Legislation has been or may be enacted in certain states in which our subsidiaries operate imposing
substantially increased minimum capital and/or statutory deposit requirements for HMOs in such states. Such
statutory deposits may only be drawn upon under limited circumstances relating to the protection of
policyholders.
As a result of the above requirements and other regulatory requirements, certain subsidiaries are subject to
restrictions on their ability to make dividend payments, loans or other transfers of cash to their parent companies.

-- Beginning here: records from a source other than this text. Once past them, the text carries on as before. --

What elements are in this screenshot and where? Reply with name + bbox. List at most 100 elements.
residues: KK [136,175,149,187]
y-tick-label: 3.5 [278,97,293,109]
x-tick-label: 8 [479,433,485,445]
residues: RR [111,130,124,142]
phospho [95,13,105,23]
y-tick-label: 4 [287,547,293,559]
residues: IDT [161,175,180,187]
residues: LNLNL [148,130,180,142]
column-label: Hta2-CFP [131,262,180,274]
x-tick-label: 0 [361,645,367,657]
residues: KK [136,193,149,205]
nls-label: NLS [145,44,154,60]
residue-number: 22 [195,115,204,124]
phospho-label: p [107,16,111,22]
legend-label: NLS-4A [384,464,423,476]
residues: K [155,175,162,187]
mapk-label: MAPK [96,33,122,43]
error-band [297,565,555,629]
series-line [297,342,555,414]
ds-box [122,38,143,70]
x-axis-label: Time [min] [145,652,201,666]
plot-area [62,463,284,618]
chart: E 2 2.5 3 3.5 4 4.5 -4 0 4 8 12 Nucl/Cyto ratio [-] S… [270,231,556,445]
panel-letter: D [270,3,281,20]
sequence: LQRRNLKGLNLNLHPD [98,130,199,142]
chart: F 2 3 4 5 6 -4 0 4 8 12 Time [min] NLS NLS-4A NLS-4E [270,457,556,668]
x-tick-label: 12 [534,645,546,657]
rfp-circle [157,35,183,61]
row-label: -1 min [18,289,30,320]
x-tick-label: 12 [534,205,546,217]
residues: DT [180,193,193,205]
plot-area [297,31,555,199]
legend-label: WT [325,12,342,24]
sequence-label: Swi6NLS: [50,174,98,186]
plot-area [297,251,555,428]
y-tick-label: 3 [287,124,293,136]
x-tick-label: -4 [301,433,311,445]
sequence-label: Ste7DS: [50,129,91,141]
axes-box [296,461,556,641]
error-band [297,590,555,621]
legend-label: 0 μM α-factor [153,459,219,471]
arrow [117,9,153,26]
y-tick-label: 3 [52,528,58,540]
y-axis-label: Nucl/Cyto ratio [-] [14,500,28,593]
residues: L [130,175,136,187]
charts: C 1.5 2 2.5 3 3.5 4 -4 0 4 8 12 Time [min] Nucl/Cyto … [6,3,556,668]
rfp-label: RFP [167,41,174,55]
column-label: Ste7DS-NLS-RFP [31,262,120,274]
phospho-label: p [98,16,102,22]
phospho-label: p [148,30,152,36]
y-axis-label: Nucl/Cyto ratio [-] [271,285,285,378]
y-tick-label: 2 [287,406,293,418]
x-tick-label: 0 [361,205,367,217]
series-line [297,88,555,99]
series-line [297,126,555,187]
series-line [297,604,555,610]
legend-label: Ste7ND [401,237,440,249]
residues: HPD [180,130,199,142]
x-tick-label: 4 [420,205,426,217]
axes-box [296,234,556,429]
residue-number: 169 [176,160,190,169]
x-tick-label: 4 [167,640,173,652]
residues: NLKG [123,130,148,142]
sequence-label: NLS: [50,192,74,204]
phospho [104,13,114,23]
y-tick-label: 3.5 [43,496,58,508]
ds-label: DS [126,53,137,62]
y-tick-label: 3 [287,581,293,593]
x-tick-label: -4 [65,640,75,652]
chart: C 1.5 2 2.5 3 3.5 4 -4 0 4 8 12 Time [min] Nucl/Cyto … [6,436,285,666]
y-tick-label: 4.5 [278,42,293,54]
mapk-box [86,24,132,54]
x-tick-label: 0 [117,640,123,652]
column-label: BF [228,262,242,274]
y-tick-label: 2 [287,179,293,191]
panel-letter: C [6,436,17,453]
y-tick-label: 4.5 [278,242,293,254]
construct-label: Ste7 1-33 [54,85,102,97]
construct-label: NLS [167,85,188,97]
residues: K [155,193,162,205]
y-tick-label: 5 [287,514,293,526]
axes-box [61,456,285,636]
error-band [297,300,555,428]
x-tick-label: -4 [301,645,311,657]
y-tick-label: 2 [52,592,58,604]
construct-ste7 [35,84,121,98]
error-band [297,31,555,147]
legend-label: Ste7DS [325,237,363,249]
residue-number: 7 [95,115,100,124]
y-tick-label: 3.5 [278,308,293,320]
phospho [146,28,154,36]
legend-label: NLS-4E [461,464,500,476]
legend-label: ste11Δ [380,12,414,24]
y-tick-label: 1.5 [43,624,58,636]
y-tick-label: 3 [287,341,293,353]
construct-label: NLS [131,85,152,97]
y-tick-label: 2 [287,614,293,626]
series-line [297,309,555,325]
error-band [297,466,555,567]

Such restrictions, unless amended or waived or unless regulatory approval is granted, limit the use of any cash
generated by these subsidiaries to pay our obligations. The maximum amount of dividends that can be paid by
our insurance company subsidiaries without prior approval of the applicable state insurance departments is
subject to restrictions relating to statutory surplus, statutory income and unassigned surplus.
Contractual Obligations
Our significant contractual obligations as of December 31, 2006 are summarized below for the years ending
December 31:
Total 2007 2008 2009 2010 2011 Thereafter
(Dollars in Millions)
Long-term debt principal ................... $300.0 $ — $ — $ — $ — $300.0 $
Long-term debt interest .................... 96.3 21.6 22.2 21.4 20.8 10.3
Short-term debt principal ................... 200.0 200.0 — — —
Short-term debt interest .................... 7.0 7.0 — — —
Operating leases .......................... 359.7 74.9 97.1 48.4 38.7 36.7 63.9
Other purchase obligations .................. 57.0 35.5 9.7 8.0 2.9 0.4 0.5
Deferred compensation ..................... 44.4 3.7 3.2 3.1 2.4 1.4 30.6
Estimated future payments for pension and other
benefits ............................... 25.1 1.3 1.4 1.5 1.7 2.0 17.2(a)
(a) Represents estimated future payments from 2012 through 2016.
Operating Leases
We lease office space under various operating leases. Certain leases are cancelable with substantial
penalties. See “Item 2. Properties” for additional information regarding our leases.